For years I’ve been a person who doesn’t wait for other people to get things done. Some people would call that ambition or me being a “go-getter”. I certainly am ambitious, but in the last months I’ve realized how messed up this idea of being my big, bad empowered self is. Why? It’s important to make sure people know you value their opinions. Even if you do have the final say, leaders have to let other people contribute to the cause. If they don’t, it becomes a dictatorship: you controlling people, not building a movement together. That doesn’t value other people. It doesn’t build trust. And it certainly doesn’t make anyone a skilled leader.

A skilled leader listens to followers, and you know what? They have amazing ideas . . . things I could never have thought up. They have skills and abilities you are not good at. They just might blow your mind.

The people I’ve worked with have taught me this, and I am so thankful. It’s humbling, and a constant reminder that I am not the boss. And I really don’t want you to shut up. I want to hear your ideas and work with you to make the world a better place.
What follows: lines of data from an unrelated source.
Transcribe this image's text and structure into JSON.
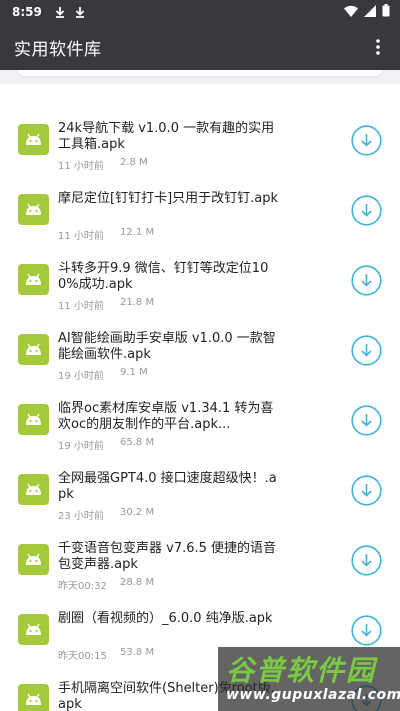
{
  "statusbar": {
    "time": "8:59",
    "icons": [
      "download-icon",
      "download-icon",
      "wifi-icon",
      "signal-icon",
      "battery-icon"
    ]
  },
  "appbar": {
    "title": "实用软件库",
    "menu_icon": "more-vert-icon"
  },
  "colors": {
    "appbar": "#37393f",
    "android_icon": "#a4c93a",
    "download_accent": "#3fb4d9"
  },
  "items": [
    {
      "name": "24k导航下载 v1.0.0 一款有趣的实用工具箱.apk",
      "time": "11 小时前",
      "size": "2.8 M"
    },
    {
      "name": "摩尼定位[钉钉打卡]只用于改钉钉.apk",
      "time": "11 小时前",
      "size": "12.1 M"
    },
    {
      "name": "斗转多开9.9 微信、钉钉等改定位100%成功.apk",
      "time": "11 小时前",
      "size": "21.8 M"
    },
    {
      "name": "AI智能绘画助手安卓版 v1.0.0 一款智能绘画软件.apk",
      "time": "19 小时前",
      "size": "9.1 M"
    },
    {
      "name": "临界oc素材库安卓版 v1.34.1 转为喜欢oc的朋友制作的平台.apk...",
      "time": "19 小时前",
      "size": "65.8 M"
    },
    {
      "name": "全网最强GPT4.0 接口速度超级快！.apk",
      "time": "23 小时前",
      "size": "30.2 M"
    },
    {
      "name": "千变语音包变声器 v7.6.5 便捷的语音包变声器.apk",
      "time": "昨天00:32",
      "size": "28.8 M"
    },
    {
      "name": "剧圈（看视频的）_6.0.0 纯净版.apk",
      "time": "昨天00:15",
      "size": "53.8 M"
    },
    {
      "name": "手机隔离空间软件(Shelter)免root版.apk",
      "time": "",
      "size": ""
    }
  ],
  "watermark": {
    "brand": "谷普软件园",
    "url": "www.gupuxlazal.com"
  }
}
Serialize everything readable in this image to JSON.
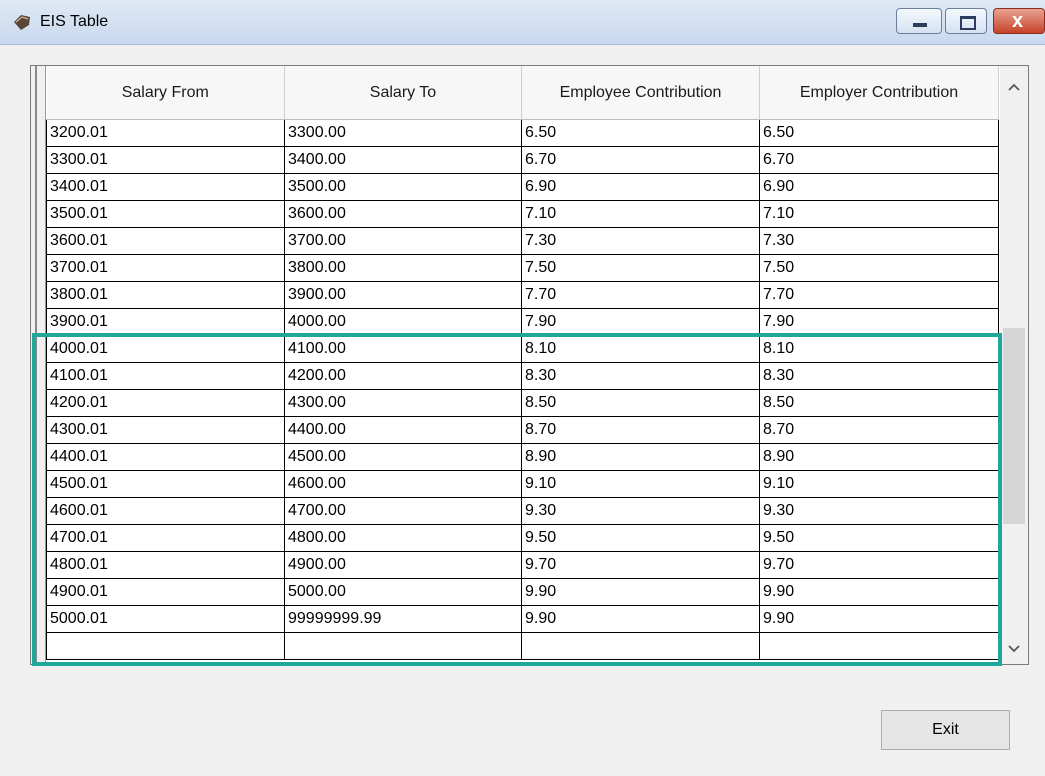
{
  "window": {
    "title": "EIS Table",
    "app_icon": "leaf-app-icon"
  },
  "titlebar_buttons": {
    "minimize": "minimize-icon",
    "maximize": "maximize-icon",
    "close": "close-icon",
    "close_glyph": "x"
  },
  "table": {
    "columns": [
      "Salary From",
      "Salary To",
      "Employee Contribution",
      "Employer Contribution"
    ],
    "rows": [
      [
        "3200.01",
        "3300.00",
        "6.50",
        "6.50"
      ],
      [
        "3300.01",
        "3400.00",
        "6.70",
        "6.70"
      ],
      [
        "3400.01",
        "3500.00",
        "6.90",
        "6.90"
      ],
      [
        "3500.01",
        "3600.00",
        "7.10",
        "7.10"
      ],
      [
        "3600.01",
        "3700.00",
        "7.30",
        "7.30"
      ],
      [
        "3700.01",
        "3800.00",
        "7.50",
        "7.50"
      ],
      [
        "3800.01",
        "3900.00",
        "7.70",
        "7.70"
      ],
      [
        "3900.01",
        "4000.00",
        "7.90",
        "7.90"
      ],
      [
        "4000.01",
        "4100.00",
        "8.10",
        "8.10"
      ],
      [
        "4100.01",
        "4200.00",
        "8.30",
        "8.30"
      ],
      [
        "4200.01",
        "4300.00",
        "8.50",
        "8.50"
      ],
      [
        "4300.01",
        "4400.00",
        "8.70",
        "8.70"
      ],
      [
        "4400.01",
        "4500.00",
        "8.90",
        "8.90"
      ],
      [
        "4500.01",
        "4600.00",
        "9.10",
        "9.10"
      ],
      [
        "4600.01",
        "4700.00",
        "9.30",
        "9.30"
      ],
      [
        "4700.01",
        "4800.00",
        "9.50",
        "9.50"
      ],
      [
        "4800.01",
        "4900.00",
        "9.70",
        "9.70"
      ],
      [
        "4900.01",
        "5000.00",
        "9.90",
        "9.90"
      ],
      [
        "5000.01",
        "99999999.99",
        "9.90",
        "9.90"
      ],
      [
        "",
        "",
        "",
        ""
      ]
    ]
  },
  "highlight_color": "#1fa79a",
  "exit_button": {
    "label": "Exit"
  }
}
You have ideas I don’t have, and together we can do more than if we went our separate ways.

So, what are we to do about this bossy phenomenon? Instead of praising this attitude of bossiness, let’s teach each other how to value each other (and the people who follow us or we are followers of). Listen. Don’t interrupt. Work together. Read about real leadership: the power to influence other people. Learn how to tell good stories which will inspire people. Be able to empower people to contribute to your cause.

Being a real leader is better than bossing people around. It’s so much more.